This guest post was written by Jacqueline Patterson, Director of the NAACP Environmental and Climate Justice Program, and originally appeared on the Religious Action Center of Reformed Judaism blog on April 22, 2015 and is reprinted with permission.
We are all impacted by climate change and environmental injustice. Over half of us live in counties in violation of air pollution standards, storms like Katrina, Irene, and Sandy don’t discriminate in the devastation they unleash, and communities across the coastlines of this country are facing imminent displacement due to sea level rise, which is overtaking land and resulting in increased risk of storm surge.
We know that people, communities, and nations who are least responsible for and most impacted by climate change and environmental injustice have traditionally had the least power over the system that is driving these injustices.
We know that Navajo communities in Arizona are dealing with children being born with chromosomal abnormalities due to uranium mining.
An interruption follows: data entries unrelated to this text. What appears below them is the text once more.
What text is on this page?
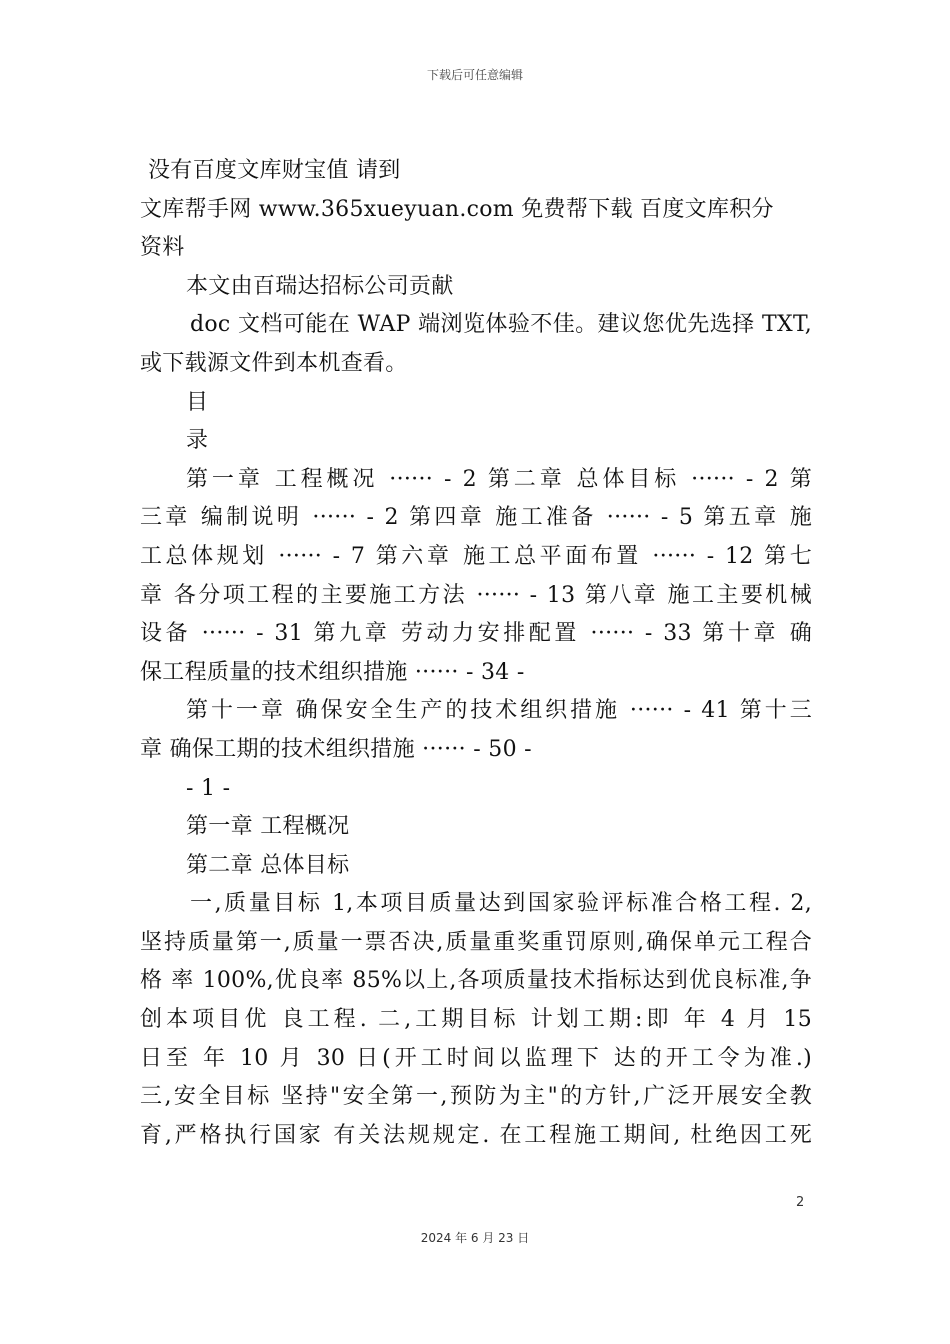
下载后可任意编辑
没有百度文库财宝值 请到
文库帮手网 www.365xueyuan.com 免费帮下载 百度文库积分
资料
本文由百瑞达招标公司贡献
doc 文档可能在 WAP 端浏览体验不佳。建议您优先选择 TXT,
或下载源文件到本机查看。
目
录
第一章 工程概况 ······ - 2 第二章 总体目标 ······ - 2 第
三章 编制说明 ······ - 2 第四章 施工准备 ······ - 5 第五章 施
工总体规划 ······ - 7 第六章 施工总平面布置 ······ - 12 第七
章 各分项工程的主要施工方法 ······ - 13 第八章 施工主要机械
设备 ······ - 31 第九章 劳动力安排配置 ······ - 33 第十章 确
保工程质量的技术组织措施 ······ - 34 -
第十一章 确保安全生产的技术组织措施 ······ - 41 第十三
章 确保工期的技术组织措施 ······ - 50 -
- 1 -
第一章 工程概况
第二章 总体目标
一,质量目标 1,本项目质量达到国家验评标准合格工程. 2,
坚持质量第一,质量一票否决,质量重奖重罚原则,确保单元工程合
格 率 100%,优良率 85%以上,各项质量技术指标达到优良标准,争
创本项目优 良工程. 二,工期目标 计划工期:即 年 4 月 15
日至 年 10 月 30 日(开工时间以监理下 达的开工令为准.)
三,安全目标 坚持"安全第一,预防为主"的方针,广泛开展安全教
育,严格执行国家 有关法规规定. 在工程施工期间, 杜绝因工死
2
2024 年 6 月 23 日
We know that in other communities in the Four Corners Region of New Mexico, people are living with respiratory illnesses from the four coal plants within 50 miles of where they live – coal plants that supply electricity to Los Angeles, Phoenix, and Las Vegas – while 70% of the people on the reservation don’t have running water or electricity. We know Princess Lucaj and the Gwi’Chin Steering Committee, an indigenous community of Alaska, are dealing with offshore oil drilling that is affecting buffalo herds.
We’ve also visited with people from Eastwick, PA to Irvington, NJ to Tunica, MS who are living in floodplains where the increases in rainfall devastates them on a routine basis. We’ve seen the privatization of water resulting in shut-offs in Detroit, and now closer to home in Baltimore where 23,000 people are facing imminent water cut-offs.
I’ve met people in the South who saved up for decades to buy their dream home and, eight months after moving into it, lost their home to the tornadoes of 2011. We know communities in the bayou and the marshlands of Louisiana who stand to lose their land, property and their way of life.
What we’ve been doing as a movement hasn’t resulted in the change we need to see in the systems that are responsible for the continued proliferation of climate change and environmental injustice, including profit-only focused development, reckless extraction of natural resources, political disenfranchisement, rampant consumerism and more. All of this is continuing, even though there is a dawning realization that these systems and their impacts are interconnected. The dynamics and conditions persist and drive climate change, wars, income inequality and so many of the other ills we see in the news and in our communities from police brutality, failing schools, violence against women and hate crimes, among other things.
The good news is that across the nation and world, people are mobilizing to take action on healing the earth and building deeper relationship with others as we do this.
We need to work closer together and consolidate power as we organize ourselves to advance true democracy; to build decentralized economic systems that break down monopolies and advance people-centered development; to promote cooperative communities; to redefine the commons and basic rights to water, energy, transportation/movement, life sustaining foods, as well as the right to health wellbeing and (I daresay) happiness, as defined in a human rights framework.
Already, we see communities like Curtis Bay United Workers in Baltimore that defeated the proposed incinerator that would have polluted their community; the Black Mesa Water Coalition that is building a solar array to supply electricity for their communities; Communities in Alexandria VA, Chicago, IL, Indianapolis, IN, Gulfport, MS, and beyond who organized to stop their coal plants from burning coal that was polluting their communities and driving climate change and; Communities in Longview TX and Mobile, AL building local food systems through community gardens. We see exciting groups of people of all faiths coming together through the Kairos Center at Union Theological Seminary, Interfaith Moral Action on Climate, GreenFaith, etc. And so much more!
As we work together as people of faith on coordinating to advance collective action, we must heed six key principles that were developed by indigenous communities, low income communities, and communities of color to guide us on how organizing should happen that is led by those who have the most to lose if we don’t stem the tide of climate change and environmental injustice.
These principles are called the Jemez Principles in the summary below adapted from a publication of the Southwest Organizing Project:
Jemez Principles
- Be Inclusive
- Include all people in decision-making and assure that all people have an equitable share of the wealth and the work of this world. Work to build that kind of inclusiveness into our own movement in order to develop alternative policies and institutions.
- Emphasis on Bottom-Up Organizing
- Reach out into new constituencies, and to reach within all levels of leadership and membership base of the organizations that are already involved in our network.
- Let People Speak for Themselves
- Be sure that relevant voices of people directly affected are heard.
- Work Together In Solidarity and Mutuality
- Consciously act in solidarity, mutuality and support each other’s work. Incorporate the goals and values of other groups with our own work, in order to build strong relationships.
- Build Just Relationships Among Ourselves
- Treat each other with justice and respect, both on an individual and an organizational level, in this country and across borders. Include clarity about decision-making, sharing strategies, and resource distribution.
- Commitment to Self-Transformation
- Move from Individualism to Community Centeredness.